In sum, the Court will grant the motion to compel to retake Vagias’ deposition so that he
can properly respond to the unanswered questions that Jenkins’ counsel posed in the first
deposition. Or in lieu of a new deposition, the parties may complete this discovery in some other
agreed-upon manner. The deadline for completing this outstanding discovery will be November
5, 2025. In resolving this motion, the Court reminds counsel that they are expected to conduct
themselves with professionalism and civility. Regrettably, it is clear that the discovery
proceedings in this case have devolved into acrimonious disputes between the parties and the
12 lawyers. 5 As the trial date approaches, the Court admonishes all involved to cooperate to resolve
the remaining issues.
3. Attorneys’ Fees
If a motion to compel “is granted—or if the disclosure or requested discovery is provided
after the motion was filed—the court must, after giving an opportunity to be heard, require the
party or deponent whose conduct necessitated the motion, the party or attorney advising that
conduct, or both, to pay the movant’s reasonable expenses incurred in making the motion,
including attorney’s fees.” Fed. R. Civ. P. 37(a)(5)(A). But a court may not award attorneys’ fees
if (1) “the movant filed the motion before attempting in good faith to obtain the disclosure or
discovery without court action;” (2) the opposing party’s was “substantially justified” in opposing
discovery; or (3) “other circumstances make an award of expenses unjust.” Id. 37(a)(5)(A)(i)–
(iii). “If the motion is granted in part and denied in part, the court may . . . apportion the reasonable
expenses for the motion.”
5 Consider the following exchange at Vagias’ deposition: Jenkins’ Counsel: I asked the question.
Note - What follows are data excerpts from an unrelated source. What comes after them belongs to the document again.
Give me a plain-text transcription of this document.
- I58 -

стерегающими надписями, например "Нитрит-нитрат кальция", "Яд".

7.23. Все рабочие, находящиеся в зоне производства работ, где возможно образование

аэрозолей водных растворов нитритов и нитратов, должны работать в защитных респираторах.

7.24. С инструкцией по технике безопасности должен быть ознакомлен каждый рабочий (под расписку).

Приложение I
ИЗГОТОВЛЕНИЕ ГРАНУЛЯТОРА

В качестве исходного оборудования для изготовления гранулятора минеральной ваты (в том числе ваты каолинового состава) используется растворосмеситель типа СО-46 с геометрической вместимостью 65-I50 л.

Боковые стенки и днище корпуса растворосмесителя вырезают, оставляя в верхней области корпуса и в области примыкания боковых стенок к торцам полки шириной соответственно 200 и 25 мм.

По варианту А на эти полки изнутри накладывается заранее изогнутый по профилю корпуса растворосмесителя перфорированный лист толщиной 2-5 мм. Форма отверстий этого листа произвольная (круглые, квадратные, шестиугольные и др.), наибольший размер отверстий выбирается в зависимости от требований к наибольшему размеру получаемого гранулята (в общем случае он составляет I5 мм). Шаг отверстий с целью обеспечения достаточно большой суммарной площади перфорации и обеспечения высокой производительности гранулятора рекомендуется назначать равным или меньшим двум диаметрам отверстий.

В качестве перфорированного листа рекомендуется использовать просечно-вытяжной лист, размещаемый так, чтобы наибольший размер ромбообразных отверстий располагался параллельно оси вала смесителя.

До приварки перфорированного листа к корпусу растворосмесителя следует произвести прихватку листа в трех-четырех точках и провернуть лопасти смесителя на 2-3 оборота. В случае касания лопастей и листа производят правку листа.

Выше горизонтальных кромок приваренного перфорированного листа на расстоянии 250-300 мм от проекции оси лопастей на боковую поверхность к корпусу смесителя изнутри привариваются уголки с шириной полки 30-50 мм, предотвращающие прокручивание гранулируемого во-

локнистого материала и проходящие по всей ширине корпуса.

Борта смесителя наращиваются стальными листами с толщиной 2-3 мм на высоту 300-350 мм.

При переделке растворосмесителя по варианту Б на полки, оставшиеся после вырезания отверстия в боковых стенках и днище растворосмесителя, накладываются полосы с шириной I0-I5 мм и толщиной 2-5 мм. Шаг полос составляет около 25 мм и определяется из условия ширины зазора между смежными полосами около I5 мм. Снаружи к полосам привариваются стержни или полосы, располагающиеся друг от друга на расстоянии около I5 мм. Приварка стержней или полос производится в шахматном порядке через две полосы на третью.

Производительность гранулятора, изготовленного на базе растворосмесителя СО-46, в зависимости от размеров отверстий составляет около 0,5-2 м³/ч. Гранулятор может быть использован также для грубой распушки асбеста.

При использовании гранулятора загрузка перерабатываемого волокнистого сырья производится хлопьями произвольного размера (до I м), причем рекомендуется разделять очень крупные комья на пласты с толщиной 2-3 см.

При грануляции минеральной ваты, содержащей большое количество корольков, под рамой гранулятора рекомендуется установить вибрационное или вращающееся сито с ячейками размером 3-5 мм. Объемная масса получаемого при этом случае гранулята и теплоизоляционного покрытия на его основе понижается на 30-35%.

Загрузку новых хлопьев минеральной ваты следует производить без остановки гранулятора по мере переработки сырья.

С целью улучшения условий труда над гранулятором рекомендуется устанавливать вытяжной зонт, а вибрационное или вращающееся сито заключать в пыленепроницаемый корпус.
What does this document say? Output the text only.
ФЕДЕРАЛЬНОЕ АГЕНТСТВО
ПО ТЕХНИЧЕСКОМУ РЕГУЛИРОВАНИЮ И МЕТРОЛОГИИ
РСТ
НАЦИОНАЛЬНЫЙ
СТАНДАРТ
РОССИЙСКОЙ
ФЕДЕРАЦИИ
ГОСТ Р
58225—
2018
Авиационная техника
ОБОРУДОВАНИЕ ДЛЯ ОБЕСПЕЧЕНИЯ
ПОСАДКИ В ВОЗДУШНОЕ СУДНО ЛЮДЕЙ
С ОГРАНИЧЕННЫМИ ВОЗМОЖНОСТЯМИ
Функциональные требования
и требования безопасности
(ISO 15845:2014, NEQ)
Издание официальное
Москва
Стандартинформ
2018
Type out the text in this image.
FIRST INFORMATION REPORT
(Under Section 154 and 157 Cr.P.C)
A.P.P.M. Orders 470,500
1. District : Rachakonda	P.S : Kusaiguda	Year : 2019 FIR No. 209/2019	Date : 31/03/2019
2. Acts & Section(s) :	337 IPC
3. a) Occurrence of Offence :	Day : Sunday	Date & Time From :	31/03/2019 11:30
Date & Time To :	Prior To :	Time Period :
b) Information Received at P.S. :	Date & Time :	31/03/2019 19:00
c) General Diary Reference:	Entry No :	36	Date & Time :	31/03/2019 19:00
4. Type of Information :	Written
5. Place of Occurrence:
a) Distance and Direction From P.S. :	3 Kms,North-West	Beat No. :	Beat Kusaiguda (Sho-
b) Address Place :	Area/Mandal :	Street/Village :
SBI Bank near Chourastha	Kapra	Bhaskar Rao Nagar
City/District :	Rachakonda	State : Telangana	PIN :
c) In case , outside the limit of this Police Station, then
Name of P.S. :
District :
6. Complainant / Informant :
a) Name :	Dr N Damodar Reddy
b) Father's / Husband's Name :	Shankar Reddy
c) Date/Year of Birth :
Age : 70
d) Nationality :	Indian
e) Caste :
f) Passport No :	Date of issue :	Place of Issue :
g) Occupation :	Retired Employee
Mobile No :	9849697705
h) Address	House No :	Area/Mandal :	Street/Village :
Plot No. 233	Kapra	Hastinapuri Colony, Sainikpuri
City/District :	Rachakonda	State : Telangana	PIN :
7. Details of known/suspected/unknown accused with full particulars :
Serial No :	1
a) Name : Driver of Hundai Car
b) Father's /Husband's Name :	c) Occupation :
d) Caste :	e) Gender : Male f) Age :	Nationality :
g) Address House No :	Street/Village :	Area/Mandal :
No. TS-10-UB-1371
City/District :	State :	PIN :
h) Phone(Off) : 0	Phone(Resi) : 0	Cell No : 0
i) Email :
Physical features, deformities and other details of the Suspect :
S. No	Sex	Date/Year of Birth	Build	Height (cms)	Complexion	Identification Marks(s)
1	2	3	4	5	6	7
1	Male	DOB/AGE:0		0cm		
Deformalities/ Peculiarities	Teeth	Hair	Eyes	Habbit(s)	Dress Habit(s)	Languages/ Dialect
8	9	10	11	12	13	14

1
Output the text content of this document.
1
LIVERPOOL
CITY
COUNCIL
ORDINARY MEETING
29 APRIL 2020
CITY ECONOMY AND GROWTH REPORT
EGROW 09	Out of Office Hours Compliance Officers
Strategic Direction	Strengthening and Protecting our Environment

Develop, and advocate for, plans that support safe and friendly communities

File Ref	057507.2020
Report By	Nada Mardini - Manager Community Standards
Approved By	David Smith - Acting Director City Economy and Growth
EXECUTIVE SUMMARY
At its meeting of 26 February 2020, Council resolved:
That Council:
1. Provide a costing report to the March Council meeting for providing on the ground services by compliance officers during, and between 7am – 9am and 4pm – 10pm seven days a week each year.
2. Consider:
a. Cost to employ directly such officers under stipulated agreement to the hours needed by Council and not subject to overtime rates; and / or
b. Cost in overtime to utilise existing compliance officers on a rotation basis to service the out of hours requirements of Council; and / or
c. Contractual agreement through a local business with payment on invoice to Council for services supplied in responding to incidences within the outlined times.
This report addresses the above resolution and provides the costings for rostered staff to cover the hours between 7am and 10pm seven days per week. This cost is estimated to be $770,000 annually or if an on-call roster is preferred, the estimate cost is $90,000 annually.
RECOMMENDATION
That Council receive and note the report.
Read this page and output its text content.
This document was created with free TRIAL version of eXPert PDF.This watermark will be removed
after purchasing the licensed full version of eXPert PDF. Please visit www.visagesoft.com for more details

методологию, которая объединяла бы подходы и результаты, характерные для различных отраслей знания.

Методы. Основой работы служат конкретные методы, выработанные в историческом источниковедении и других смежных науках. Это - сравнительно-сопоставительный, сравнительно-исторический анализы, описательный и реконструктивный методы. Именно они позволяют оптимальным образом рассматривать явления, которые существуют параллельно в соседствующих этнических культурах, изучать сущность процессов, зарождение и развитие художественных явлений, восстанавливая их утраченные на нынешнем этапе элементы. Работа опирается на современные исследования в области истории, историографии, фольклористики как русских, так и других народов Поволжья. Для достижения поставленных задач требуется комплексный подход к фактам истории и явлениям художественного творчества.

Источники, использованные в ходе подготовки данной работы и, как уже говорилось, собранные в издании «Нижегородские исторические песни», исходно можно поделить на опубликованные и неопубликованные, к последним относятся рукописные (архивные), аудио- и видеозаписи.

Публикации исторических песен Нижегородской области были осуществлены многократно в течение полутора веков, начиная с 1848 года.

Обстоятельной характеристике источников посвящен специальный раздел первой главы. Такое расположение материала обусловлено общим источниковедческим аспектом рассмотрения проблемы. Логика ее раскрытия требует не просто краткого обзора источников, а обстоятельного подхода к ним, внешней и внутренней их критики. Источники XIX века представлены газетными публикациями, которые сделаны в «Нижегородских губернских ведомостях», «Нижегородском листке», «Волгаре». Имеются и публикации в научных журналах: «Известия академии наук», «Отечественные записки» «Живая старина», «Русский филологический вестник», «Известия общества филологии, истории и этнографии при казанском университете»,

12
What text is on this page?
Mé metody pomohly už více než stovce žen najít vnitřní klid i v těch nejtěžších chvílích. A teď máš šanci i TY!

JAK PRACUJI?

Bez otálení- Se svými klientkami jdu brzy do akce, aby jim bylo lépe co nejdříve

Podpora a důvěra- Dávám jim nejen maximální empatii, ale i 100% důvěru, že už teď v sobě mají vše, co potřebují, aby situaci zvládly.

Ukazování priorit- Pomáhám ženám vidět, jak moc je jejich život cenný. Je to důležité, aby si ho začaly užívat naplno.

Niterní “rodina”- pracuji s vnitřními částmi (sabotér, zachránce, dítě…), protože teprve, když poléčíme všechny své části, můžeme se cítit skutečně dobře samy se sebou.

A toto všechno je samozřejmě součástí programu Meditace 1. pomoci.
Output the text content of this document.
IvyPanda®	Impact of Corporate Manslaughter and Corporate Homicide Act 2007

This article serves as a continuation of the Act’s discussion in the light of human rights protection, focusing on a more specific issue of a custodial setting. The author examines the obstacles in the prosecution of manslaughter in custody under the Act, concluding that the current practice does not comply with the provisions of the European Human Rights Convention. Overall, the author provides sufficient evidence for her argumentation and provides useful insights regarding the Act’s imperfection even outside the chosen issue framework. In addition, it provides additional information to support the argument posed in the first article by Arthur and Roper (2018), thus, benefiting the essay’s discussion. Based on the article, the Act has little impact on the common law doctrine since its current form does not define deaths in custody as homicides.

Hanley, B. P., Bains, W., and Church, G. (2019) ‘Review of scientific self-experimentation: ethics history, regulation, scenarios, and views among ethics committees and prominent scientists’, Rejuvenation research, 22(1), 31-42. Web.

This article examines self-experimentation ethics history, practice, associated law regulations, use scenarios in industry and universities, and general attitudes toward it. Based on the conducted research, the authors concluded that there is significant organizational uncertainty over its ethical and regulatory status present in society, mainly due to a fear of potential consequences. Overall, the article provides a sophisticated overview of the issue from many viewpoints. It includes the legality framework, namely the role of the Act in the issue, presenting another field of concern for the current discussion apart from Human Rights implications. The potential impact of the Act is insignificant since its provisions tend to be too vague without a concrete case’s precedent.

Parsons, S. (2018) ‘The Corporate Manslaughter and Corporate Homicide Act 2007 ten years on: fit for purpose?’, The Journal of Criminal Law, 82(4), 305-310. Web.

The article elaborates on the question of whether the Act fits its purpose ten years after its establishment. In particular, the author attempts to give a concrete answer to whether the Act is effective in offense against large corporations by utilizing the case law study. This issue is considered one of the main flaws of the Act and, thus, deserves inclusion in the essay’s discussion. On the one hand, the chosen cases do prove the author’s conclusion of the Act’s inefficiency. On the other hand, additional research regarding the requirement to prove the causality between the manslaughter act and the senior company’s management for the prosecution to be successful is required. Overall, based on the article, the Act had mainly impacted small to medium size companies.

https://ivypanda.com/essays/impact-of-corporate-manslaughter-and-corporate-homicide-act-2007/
MHG’s Counsel: There’s no—ask another question. Ask it again in a different way. The problem is with the question. Jenkins’ Counsel: I’m asking it in English. Do you want me to put it into Spanish? I don’t know. Vagias: You being derogatory? Are you being derogatory with the Spanish? MHG’s Counsel: Just stop, Teddy. Jenkins’ Counsel: Oh, please. Vagias: Are you going to say the same thing about Greeks? Is that the way you’re going to behave? MHG’s Counsel: Enough. Enough. We’re moving on. Ask your question. Jenkins’ Counsel. Yes. Pretend. Vagias: Is that the question? Jenkins’ Counsel: The question is, was your company allowed to reuse preexisting proprietary materials for another client if they were contributed by Mr. Jenkins? MHG’s Counsel: Objection. Form. Calls for a hypothetical. Calls for a legal conclusion. Assumes facts not in evidence. Vagias Depo. 153:13–154:15, ECF No. 49-2.